Shaqiri: Ich sehe noch ein gutes Zeichen. Portugal wurde 2016 Europameister als Gruppendritter. Von daher, es ist möglich. Aber wir müssen über unsere Grenzen gehen und auch Glück haben.

Also wie an der WM 2014 gegen Argentinien, einfach mit gutem Ausgang. Blerim Dzemaili traf ja den Pfosten kurz vor Schluss, sonst hätte es 1:1 gestanden und Penaltyschiessen gegeben.
Shaqiri: Ich sage ihm das jedes Mal, wenn ich ihn sehe …
Xhaka: Ich sage nicht zu viel, euer Fotograf da ist ja der beste Freund von Blerim … (Lacht.)
Sommer: Wir brauchen diesmal einfach vielleicht auch ein bisschen mehr Glück.
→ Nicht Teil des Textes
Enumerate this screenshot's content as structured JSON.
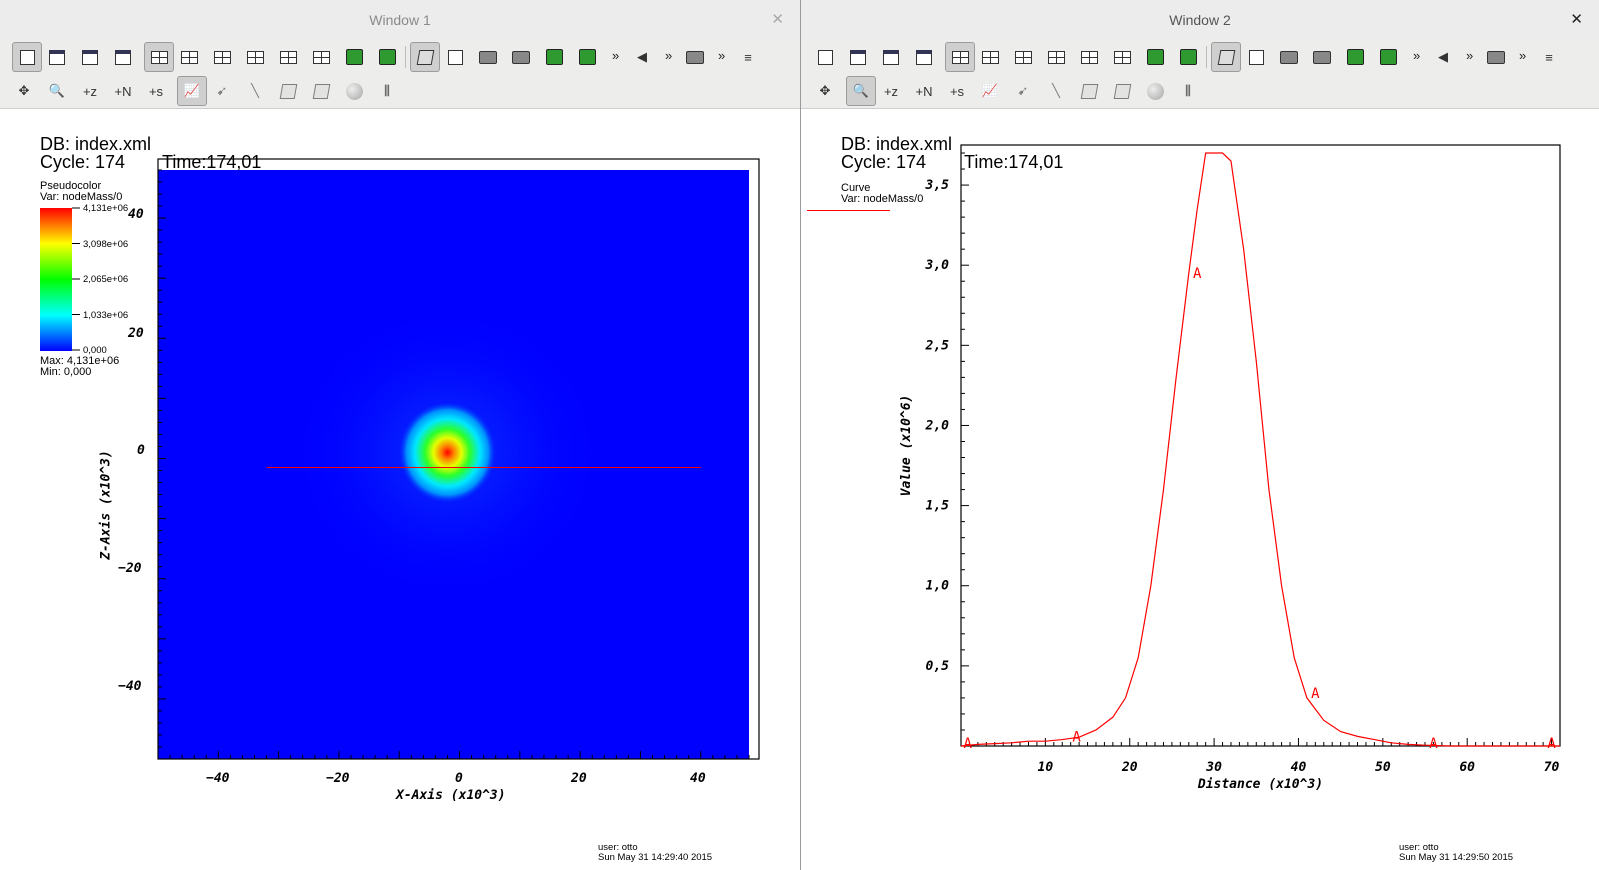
{
  "windows": [
    {
      "title": "Window 1",
      "close_glyph": "✕",
      "annotations": {
        "db": "DB: index.xml",
        "cycle": "Cycle: 174",
        "time": "Time:174,01",
        "plot_type": "Pseudocolor",
        "var": "Var: nodeMass/0",
        "legend_ticks": [
          "4,131e+06",
          "3,098e+06",
          "2,065e+06",
          "1,033e+06",
          "0,000"
        ],
        "max": "Max:  4,131e+06",
        "min": "Min:  0,000",
        "user": "user: otto",
        "date": "Sun May 31 14:29:40 2015"
      },
      "axes": {
        "xlabel": "X-Axis (x10^3)",
        "ylabel": "Z-Axis (x10^3)",
        "xticks": [
          "−40",
          "−20",
          "0",
          "20",
          "40"
        ],
        "yticks": [
          "40",
          "20",
          "0",
          "−20",
          "−40"
        ]
      }
    },
    {
      "title": "Window 2",
      "close_glyph": "✕",
      "annotations": {
        "db": "DB: index.xml",
        "cycle": "Cycle: 174",
        "time": "Time:174,01",
        "plot_type": "Curve",
        "var": "Var: nodeMass/0",
        "user": "user: otto",
        "date": "Sun May 31 14:29:50 2015"
      }
    }
  ],
  "toolbar": {
    "overflow_glyph": "»",
    "zoom_z": "+z",
    "zoom_n": "+N",
    "zoom_s": "+s",
    "icons_row1": [
      "activate-icon",
      "new-window-icon",
      "clone-window-icon",
      "delete-window-icon",
      "layout-1x1-icon",
      "layout-1x2-icon",
      "layout-2x2-icon",
      "layout-2x3-icon",
      "layout-1x4-icon",
      "layout-3x3-icon",
      "lock-view-icon",
      "lock-time-icon",
      "perspective-icon",
      "recenter-icon",
      "undo-view-icon",
      "redo-view-icon",
      "save-image-icon",
      "spin-icon",
      "animation-prev-icon",
      "pick-icon",
      "plot-list-icon"
    ],
    "icons_row2": [
      "navigate-icon",
      "zoom-icon",
      "zone-pick-icon",
      "node-pick-icon",
      "spreadsheet-pick-icon",
      "lineout-icon",
      "point-tool-icon",
      "line-tool-icon",
      "plane-tool-icon",
      "box-tool-icon",
      "sphere-tool-icon",
      "axis-restrict-icon"
    ]
  },
  "chart_data": [
    {
      "type": "heatmap",
      "title": "",
      "xlabel": "X-Axis (x10^3)",
      "ylabel": "Z-Axis (x10^3)",
      "xlim": [
        -50,
        48
      ],
      "ylim": [
        -50,
        48
      ],
      "variable": "nodeMass/0",
      "colormap": [
        "#0000ff",
        "#00ffff",
        "#00ff00",
        "#ffff00",
        "#ff0000"
      ],
      "value_range": [
        0,
        4131000
      ],
      "peak": {
        "x": -2,
        "z": 1,
        "value": 4131000
      },
      "lineout": {
        "x1": -32,
        "z1": -1.5,
        "x2": 40,
        "z2": -1.5,
        "color": "#ff0000"
      }
    },
    {
      "type": "line",
      "title": "",
      "xlabel": "Distance (x10^3)",
      "ylabel": "Value (x10^6)",
      "xlim": [
        0,
        71
      ],
      "ylim": [
        0,
        3.75
      ],
      "xticks": [
        10,
        20,
        30,
        40,
        50,
        60,
        70
      ],
      "yticks": [
        "0,5",
        "1,0",
        "1,5",
        "2,0",
        "2,5",
        "3,0",
        "3,5"
      ],
      "series": [
        {
          "name": "A",
          "color": "#ff0000",
          "x": [
            0,
            2,
            4,
            6,
            8,
            10,
            12,
            14,
            16,
            18,
            19.5,
            21,
            22.5,
            24,
            25.5,
            27,
            28,
            29,
            30,
            31,
            32,
            33.5,
            35,
            36.5,
            38,
            39.5,
            41,
            43,
            45,
            47,
            49,
            51,
            53,
            55,
            58,
            62,
            66,
            71
          ],
          "y": [
            0.0,
            0.01,
            0.015,
            0.02,
            0.03,
            0.03,
            0.04,
            0.055,
            0.1,
            0.18,
            0.3,
            0.55,
            1.0,
            1.6,
            2.3,
            2.95,
            3.35,
            3.7,
            3.7,
            3.7,
            3.65,
            3.1,
            2.4,
            1.6,
            1.0,
            0.55,
            0.3,
            0.16,
            0.09,
            0.06,
            0.04,
            0.02,
            0.01,
            0.005,
            0.0,
            0.0,
            0.0,
            0.0
          ]
        }
      ],
      "markers": [
        {
          "x": 0.8,
          "y": 0.02,
          "label": "A"
        },
        {
          "x": 13.7,
          "y": 0.06,
          "label": "A"
        },
        {
          "x": 28.0,
          "y": 2.95,
          "label": "A"
        },
        {
          "x": 42.0,
          "y": 0.33,
          "label": "A"
        },
        {
          "x": 56.0,
          "y": 0.02,
          "label": "A"
        },
        {
          "x": 70.0,
          "y": 0.02,
          "label": "A"
        }
      ]
    }
  ]
}
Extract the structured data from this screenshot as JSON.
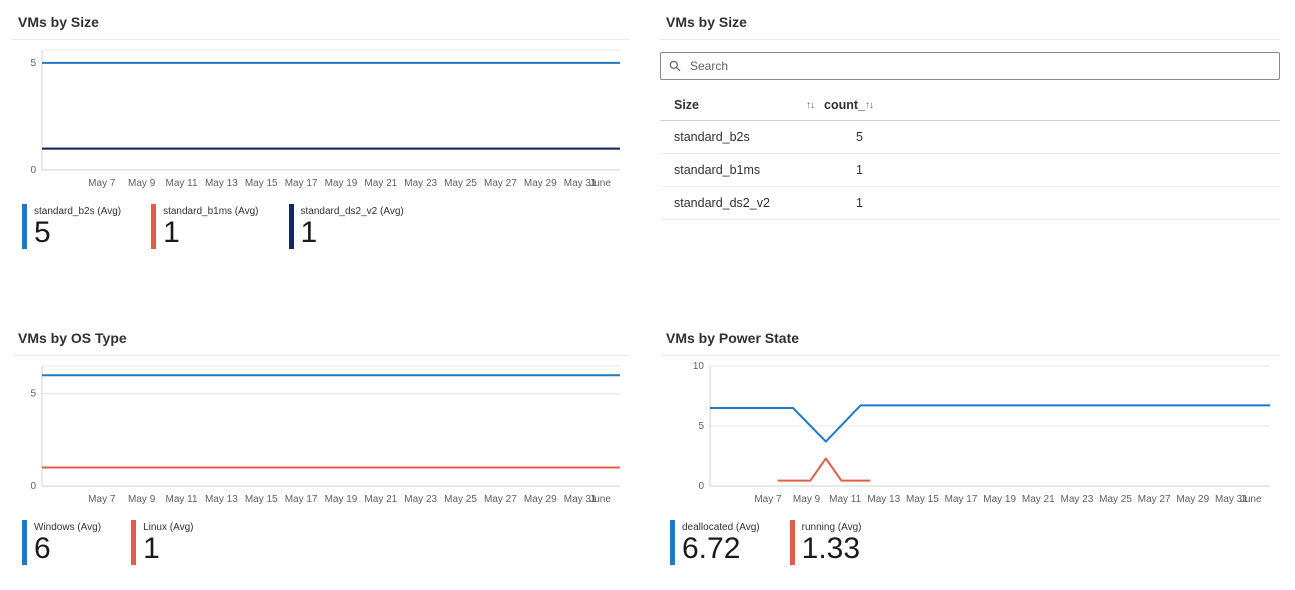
{
  "panels": {
    "size_chart": {
      "title": "VMs by Size",
      "legend": [
        {
          "label": "standard_b2s (Avg)",
          "value": "5",
          "color": "#2079C6"
        },
        {
          "label": "standard_b1ms (Avg)",
          "value": "1",
          "color": "#E25D49"
        },
        {
          "label": "standard_ds2_v2 (Avg)",
          "value": "1",
          "color": "#12286B"
        }
      ]
    },
    "size_table": {
      "title": "VMs by Size",
      "search_placeholder": "Search",
      "columns": [
        {
          "label": "Size",
          "sort_icon": "↑↓"
        },
        {
          "label": "count_",
          "sort_icon": "↑↓"
        }
      ],
      "rows": [
        {
          "size": "standard_b2s",
          "count": "5"
        },
        {
          "size": "standard_b1ms",
          "count": "1"
        },
        {
          "size": "standard_ds2_v2",
          "count": "1"
        }
      ]
    },
    "os_chart": {
      "title": "VMs by OS Type",
      "legend": [
        {
          "label": "Windows (Avg)",
          "value": "6",
          "color": "#2079C6"
        },
        {
          "label": "Linux (Avg)",
          "value": "1",
          "color": "#E25D49"
        }
      ]
    },
    "power_chart": {
      "title": "VMs by Power State",
      "legend": [
        {
          "label": "deallocated (Avg)",
          "value": "6.72",
          "color": "#2079C6"
        },
        {
          "label": "running (Avg)",
          "value": "1.33",
          "color": "#E25D49"
        }
      ]
    }
  },
  "chart_data": [
    {
      "type": "line",
      "title": "VMs by Size",
      "x_domain": [
        4,
        33
      ],
      "ylim": [
        0,
        5.6
      ],
      "y_ticks": [
        0,
        5
      ],
      "x_ticks": [
        {
          "v": 7,
          "label": "May 7"
        },
        {
          "v": 9,
          "label": "May 9"
        },
        {
          "v": 11,
          "label": "May 11"
        },
        {
          "v": 13,
          "label": "May 13"
        },
        {
          "v": 15,
          "label": "May 15"
        },
        {
          "v": 17,
          "label": "May 17"
        },
        {
          "v": 19,
          "label": "May 19"
        },
        {
          "v": 21,
          "label": "May 21"
        },
        {
          "v": 23,
          "label": "May 23"
        },
        {
          "v": 25,
          "label": "May 25"
        },
        {
          "v": 27,
          "label": "May 27"
        },
        {
          "v": 29,
          "label": "May 29"
        },
        {
          "v": 31,
          "label": "May 31"
        },
        {
          "v": 32,
          "label": "June"
        }
      ],
      "series": [
        {
          "name": "standard_b2s (Avg)",
          "color": "#2079C6",
          "avg": 5,
          "points": [
            [
              4,
              5
            ],
            [
              33,
              5
            ]
          ]
        },
        {
          "name": "standard_b1ms (Avg)",
          "color": "#E25D49",
          "avg": 1,
          "points": [
            [
              4,
              1
            ],
            [
              33,
              1
            ]
          ]
        },
        {
          "name": "standard_ds2_v2 (Avg)",
          "color": "#12286B",
          "avg": 1,
          "points": [
            [
              4,
              1
            ],
            [
              33,
              1
            ]
          ]
        }
      ]
    },
    {
      "type": "line",
      "title": "VMs by OS Type",
      "x_domain": [
        4,
        33
      ],
      "ylim": [
        0,
        6.5
      ],
      "y_ticks": [
        0,
        5
      ],
      "x_ticks": [
        {
          "v": 7,
          "label": "May 7"
        },
        {
          "v": 9,
          "label": "May 9"
        },
        {
          "v": 11,
          "label": "May 11"
        },
        {
          "v": 13,
          "label": "May 13"
        },
        {
          "v": 15,
          "label": "May 15"
        },
        {
          "v": 17,
          "label": "May 17"
        },
        {
          "v": 19,
          "label": "May 19"
        },
        {
          "v": 21,
          "label": "May 21"
        },
        {
          "v": 23,
          "label": "May 23"
        },
        {
          "v": 25,
          "label": "May 25"
        },
        {
          "v": 27,
          "label": "May 27"
        },
        {
          "v": 29,
          "label": "May 29"
        },
        {
          "v": 31,
          "label": "May 31"
        },
        {
          "v": 32,
          "label": "June"
        }
      ],
      "series": [
        {
          "name": "Windows (Avg)",
          "color": "#2079C6",
          "avg": 6,
          "points": [
            [
              4,
              6
            ],
            [
              33,
              6
            ]
          ]
        },
        {
          "name": "Linux (Avg)",
          "color": "#E25D49",
          "avg": 1,
          "points": [
            [
              4,
              1
            ],
            [
              33,
              1
            ]
          ]
        }
      ]
    },
    {
      "type": "line",
      "title": "VMs by Power State",
      "x_domain": [
        4,
        33
      ],
      "ylim": [
        0,
        10
      ],
      "y_ticks": [
        0,
        5,
        10
      ],
      "x_ticks": [
        {
          "v": 7,
          "label": "May 7"
        },
        {
          "v": 9,
          "label": "May 9"
        },
        {
          "v": 11,
          "label": "May 11"
        },
        {
          "v": 13,
          "label": "May 13"
        },
        {
          "v": 15,
          "label": "May 15"
        },
        {
          "v": 17,
          "label": "May 17"
        },
        {
          "v": 19,
          "label": "May 19"
        },
        {
          "v": 21,
          "label": "May 21"
        },
        {
          "v": 23,
          "label": "May 23"
        },
        {
          "v": 25,
          "label": "May 25"
        },
        {
          "v": 27,
          "label": "May 27"
        },
        {
          "v": 29,
          "label": "May 29"
        },
        {
          "v": 31,
          "label": "May 31"
        },
        {
          "v": 32,
          "label": "June"
        }
      ],
      "series": [
        {
          "name": "deallocated (Avg)",
          "color": "#2079C6",
          "avg": 6.72,
          "points": [
            [
              4,
              6.5
            ],
            [
              8.3,
              6.5
            ],
            [
              10,
              3.7
            ],
            [
              11.8,
              6.72
            ],
            [
              33,
              6.72
            ]
          ]
        },
        {
          "name": "running (Avg)",
          "color": "#E25D49",
          "avg": 1.33,
          "points": [
            [
              7.5,
              0.45
            ],
            [
              9.2,
              0.45
            ],
            [
              10,
              2.3
            ],
            [
              10.8,
              0.45
            ],
            [
              12.3,
              0.45
            ]
          ]
        }
      ]
    }
  ]
}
Granit, Abschlussfrage an Sie: Hier in Rom gefiel es Ihnen?
Xhaka: Es ist sehr schön, ja.

Haben Sie Arsenal gesagt, dass Sie zur AS Roma gehen möchten?
Xhaka: Arsenal weiss, was ich machen will.

Shaq, Sie bleiben in Liverpool?
Shaqiri: Mal schauen nach der EM, ich habe noch ein Jahr Vertrag.

Aber Spielpraxis, Stammspieler zu sein, das werden Sie bei Liverpool kaum noch erreichen.
Shaqiri: Mal schauen. Im Moment ist EM und ich will unbedingt in den Viertelfinal mit der Nati. Aber ich werde so oder so das Gespräch mit Liverpool suchen. Ob ich bleibe oder gehe, sehen wir dann.

Shaq, um zum Schluss nochmals den Bogen zu den Haaren zu schlagen: Hat Ihre Haar-Transplantation eigentlich wehgetan?
Shaqiri: Wir reden hier jetzt über Fussball. Nun kommt Frankreich. Und wir wollen in den Viertelfinal.